You seem to be under the impression Laraval addresses only the first point, but I think that is not correct, see below.

The standard solution to those problems is writing SQL scripts with schema updates and data migrations for each step, and keeping those scripts in code! Do not (!) any schema updates by "tools like PHPMyAdmin", as you wrote in your comment - that will not become reproducible. Those SQL scripts should be embededded into some kind of host language or framework, so you can make them robust against out-of-order execution, repeated execution, or handle errors. And that is where tools like Laravel come into play.

By a short web search, I found this old SO post where it is demonstrated how Laravel migrations can be used to migrate the data as well. So your initial premise seems to be wrong, one can write migrations which actually keep the existing data or transform the data. Of course, one has to be careful when writing migrations, by not accidentally deleting a column with data (but that is not different with any other kind of hand-written SQL or host language).

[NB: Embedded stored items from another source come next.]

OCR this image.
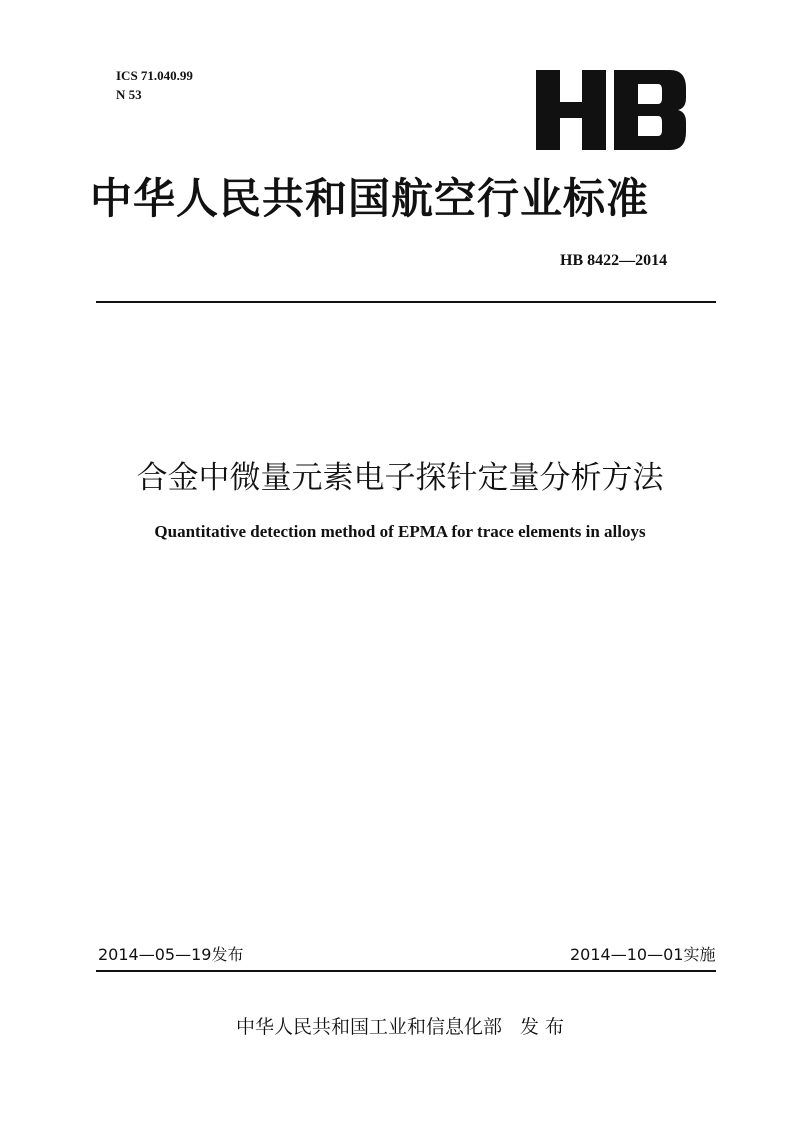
ICS 71.040.99
N 53
中华人民共和国航空行业标准
HB 8422—2014
合金中微量元素电子探针定量分析方法
Quantitative detection method of EPMA for trace elements in alloys
2014—05—19发布	2014—10—01实施
中华人民共和国工业和信息化部 发 布
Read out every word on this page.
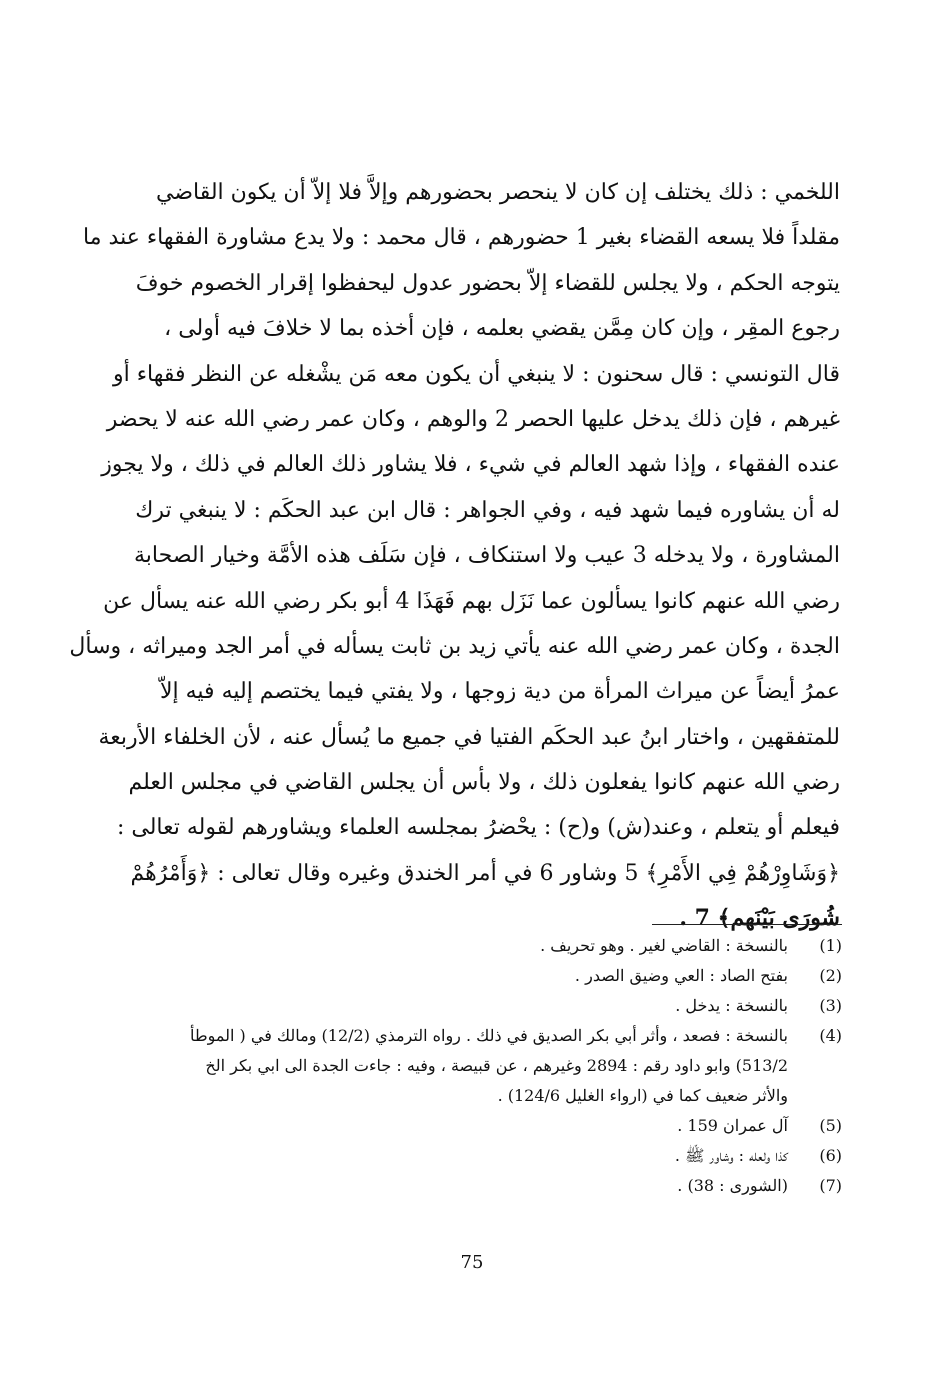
اللخمي : ذلك يختلف إن كان لا ينحصر بحضورهم وإلاَّ فلا إلاّ أن يكون القاضي
مقلداً فلا يسعه القضاء بغير 1 حضورهم ، قال محمد : ولا يدع مشاورة الفقهاء عند ما
يتوجه الحكم ، ولا يجلس للقضاء إلاّ بحضور عدول ليحفظوا إقرار الخصوم خوفَ
رجوع المقِر ، وإن كان مِمَّن يقضي بعلمه ، فإن أخذه بما لا خلافَ فيه أولى ،
قال التونسي : قال سحنون : لا ينبغي أن يكون معه مَن يشْغله عن النظر فقهاء أو
غيرهم ، فإن ذلك يدخل عليها الحصر 2 والوهم ، وكان عمر رضي الله عنه لا يحضر
عنده الفقهاء ، وإذا شهد العالم في شيء ، فلا يشاور ذلك العالم في ذلك ، ولا يجوز
له أن يشاوره فيما شهد فيه ، وفي الجواهر : قال ابن عبد الحكَم : لا ينبغي ترك
المشاورة ، ولا يدخله 3 عيب ولا استنكاف ، فإن سَلَف هذه الأمَّة وخيار الصحابة
رضي الله عنهم كانوا يسألون عما نَزَل بهم فَهَذَا 4 أبو بكر رضي الله عنه يسأل عن
الجدة ، وكان عمر رضي الله عنه يأتي زيد بن ثابت يسأله في أمر الجد وميراثه ، وسأل
عمرُ أيضاً عن ميراث المرأة من دية زوجها ، ولا يفتي فيما يختصم إليه فيه إلاّ
للمتفقهين ، واختار ابنُ عبد الحكَم الفتيا في جميع ما يُسأل عنه ، لأن الخلفاء الأربعة
رضي الله عنهم كانوا يفعلون ذلك ، ولا بأس أن يجلس القاضي في مجلس العلم
فيعلم أو يتعلم ، وعند(ش) و(ح) : يحْضرُ بمجلسه العلماء ويشاورهم لقوله تعالى :
﴿وَشَاوِرْهُمْ فِي الأَمْرِ﴾ 5 وشاور 6 في أمر الخندق وغيره وقال تعالى : ﴿وَأَمْرُهُمْ
شُورَى بَيْنَهم﴾ 7 .
(1)
بالنسخة : القاضي لغير . وهو تحريف .
(2)
بفتح الصاد : العي وضيق الصدر .
(3)
بالنسخة : يدخل .
(4)
بالنسخة : فصعد ، وأثر أبي بكر الصديق في ذلك . رواه الترمذي (12/2) ومالك في ( الموطأ
513/2) وابو داود رقم : 2894 وغيرهم ، عن قبيصة ، وفيه : جاءت الجدة الى ابي بكر الخ
والأثر ضعيف كما في (ارواء الغليل 124/6) .
(5)
آل عمران 159 .
(6)
كذا ولعله : وشاور ﷺ .
(7)
(الشورى : 38) .
75
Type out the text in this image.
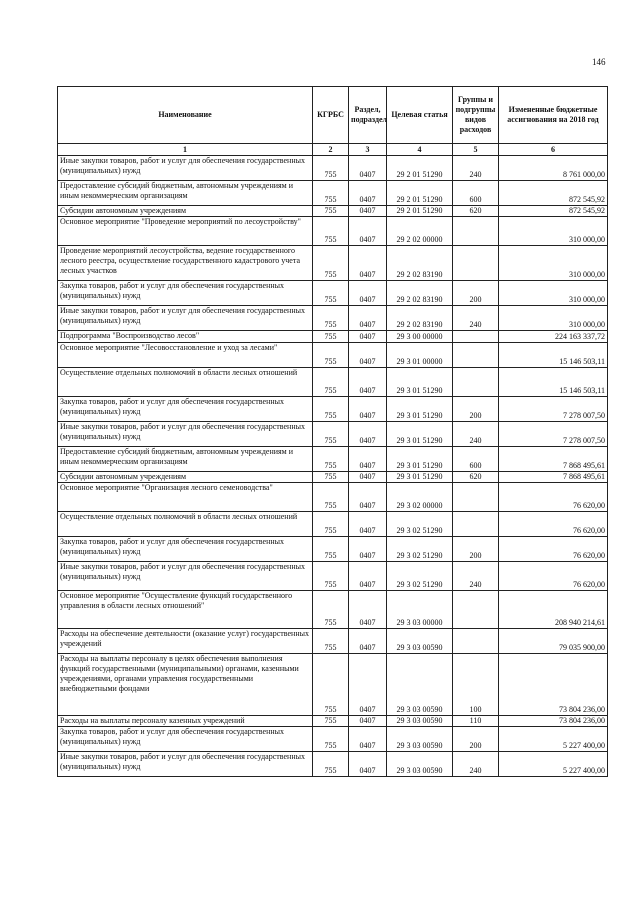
146
Наименование	КГРБС	Раздел, подраздел	Целевая статья	Группы и подгруппы видов расходов	Измененные бюджетные ассигнования на 2018 год
1	2	3	4	5	6
Иные закупки товаров, работ и услуг для обеспечения государственных (муниципальных) нужд	755	0407	29 2 01 51290	240	8 761 000,00
Предоставление субсидий бюджетным, автономным учреждениям и иным некоммерческим организациям	755	0407	29 2 01 51290	600	872 545,92
Субсидии автономным учреждениям	755	0407	29 2 01 51290	620	872 545,92
Основное мероприятие "Проведение мероприятий по лесоустройству"	755	0407	29 2 02 00000		310 000,00
Проведение мероприятий лесоустройства, ведение государственного лесного реестра, осуществление государственного кадастрового учета лесных участков	755	0407	29 2 02 83190		310 000,00
Закупка товаров, работ и услуг для обеспечения государственных (муниципальных) нужд	755	0407	29 2 02 83190	200	310 000,00
Иные закупки товаров, работ и услуг для обеспечения государственных (муниципальных) нужд	755	0407	29 2 02 83190	240	310 000,00
Подпрограмма "Воспроизводство лесов"	755	0407	29 3 00 00000		224 163 337,72
Основное мероприятие "Лесовосстановление и уход за лесами"	755	0407	29 3 01 00000		15 146 503,11
Осуществление отдельных полномочий в области лесных отношений	755	0407	29 3 01 51290		15 146 503,11
Закупка товаров, работ и услуг для обеспечения государственных (муниципальных) нужд	755	0407	29 3 01 51290	200	7 278 007,50
Иные закупки товаров, работ и услуг для обеспечения государственных (муниципальных) нужд	755	0407	29 3 01 51290	240	7 278 007,50
Предоставление субсидий бюджетным, автономным учреждениям и иным некоммерческим организациям	755	0407	29 3 01 51290	600	7 868 495,61
Субсидии автономным учреждениям	755	0407	29 3 01 51290	620	7 868 495,61
Основное мероприятие "Организация лесного семеноводства"	755	0407	29 3 02 00000		76 620,00
Осуществление отдельных полномочий в области лесных отношений	755	0407	29 3 02 51290		76 620,00
Закупка товаров, работ и услуг для обеспечения государственных (муниципальных) нужд	755	0407	29 3 02 51290	200	76 620,00
Иные закупки товаров, работ и услуг для обеспечения государственных (муниципальных) нужд	755	0407	29 3 02 51290	240	76 620,00
Основное мероприятие "Осуществление функций государственного управления в области лесных отношений"	755	0407	29 3 03 00000		208 940 214,61
Расходы на обеспечение деятельности (оказание услуг) государственных учреждений	755	0407	29 3 03 00590		79 035 900,00
Расходы на выплаты персоналу в целях обеспечения выполнения функций государственными (муниципальными) органами, казенными учреждениями, органами управления государственными внебюджетными фондами	755	0407	29 3 03 00590	100	73 804 236,00
Расходы на выплаты персоналу казенных учреждений	755	0407	29 3 03 00590	110	73 804 236,00
Закупка товаров, работ и услуг для обеспечения государственных (муниципальных) нужд	755	0407	29 3 03 00590	200	5 227 400,00
Иные закупки товаров, работ и услуг для обеспечения государственных (муниципальных) нужд	755	0407	29 3 03 00590	240	5 227 400,00
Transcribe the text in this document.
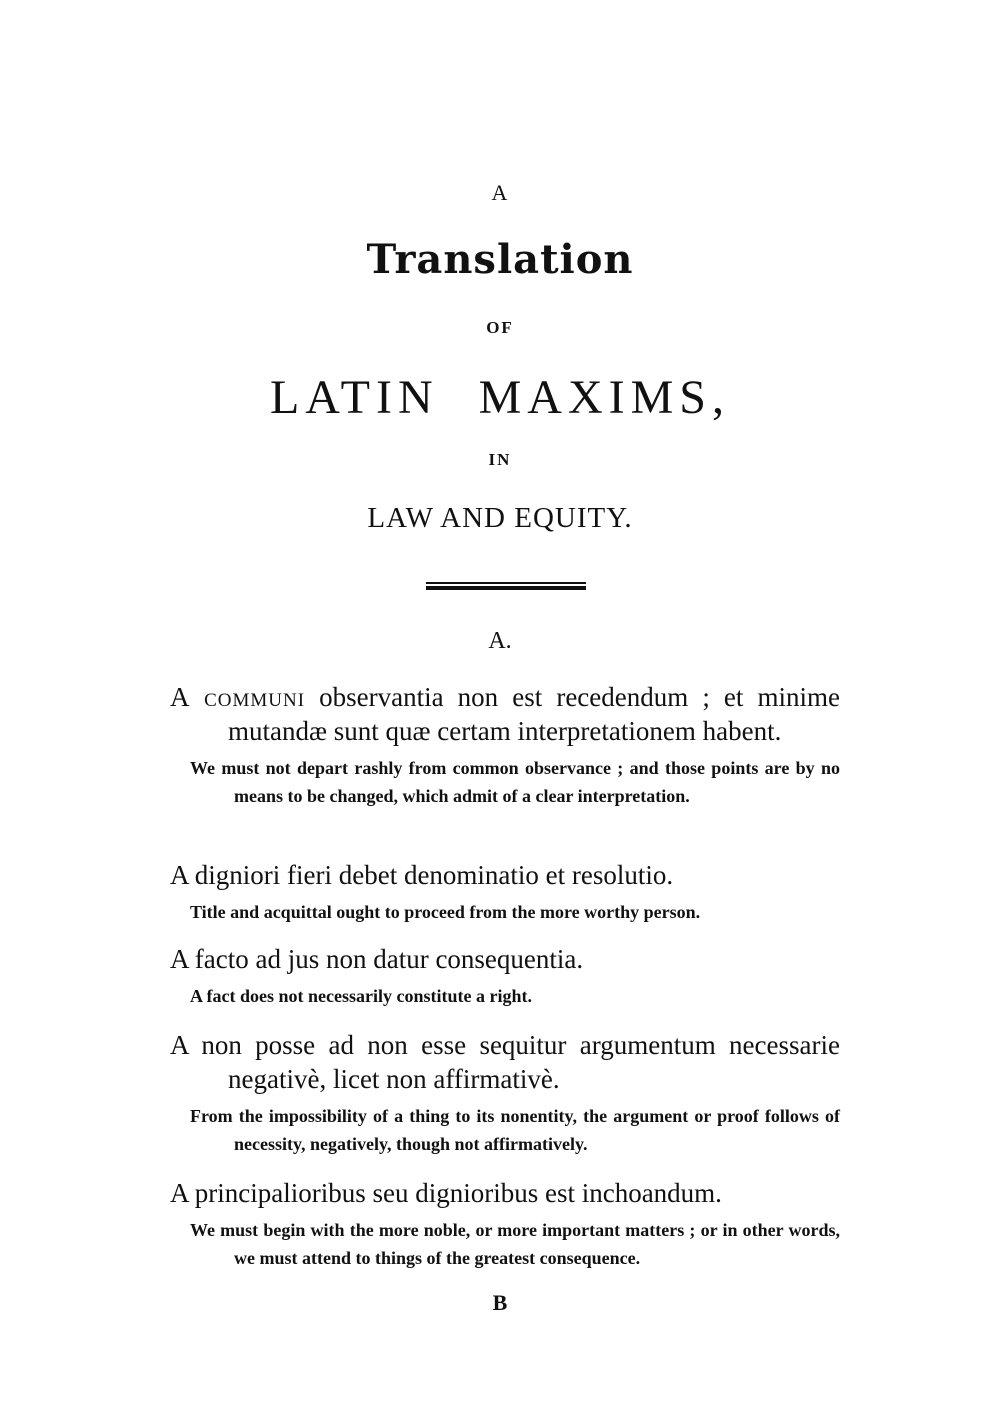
A
Translation
OF
LATIN MAXIMS,
IN
LAW AND EQUITY.
A.

A communi observantia non est recedendum ; et minime mutandæ sunt quæ certam interpretationem habent.

We must not depart rashly from common observance ; and those points are by no means to be changed, which admit of a clear interpretation.

A digniori fieri debet denominatio et resolutio.

Title and acquittal ought to proceed from the more worthy person.

A facto ad jus non datur consequentia.

A fact does not necessarily constitute a right.

A non posse ad non esse sequitur argumentum necessarie negativè, licet non affirmativè.

From the impossibility of a thing to its nonentity, the argument or proof follows of necessity, negatively, though not affirmatively.

A principalioribus seu dignioribus est inchoandum.

We must begin with the more noble, or more important matters ; or in other words, we must attend to things of the greatest consequence.

B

Moreover, you have to be careful with the usage of schema rollbacks. For example, when you add a new column, it might be possible you cannot easily reverse that schema change after you added some data to that column and some referring data elsewhere in the db.

So if you want to use Laravel migrations, do this, but with care. I recommend to test the full sequence of migrations every time you added one on a small, backuped database first, before you distribute the changes among the whole team. Moreover, make sure that all of your databases which contain data you cannot get easily elsewhere, are included in your daily backups.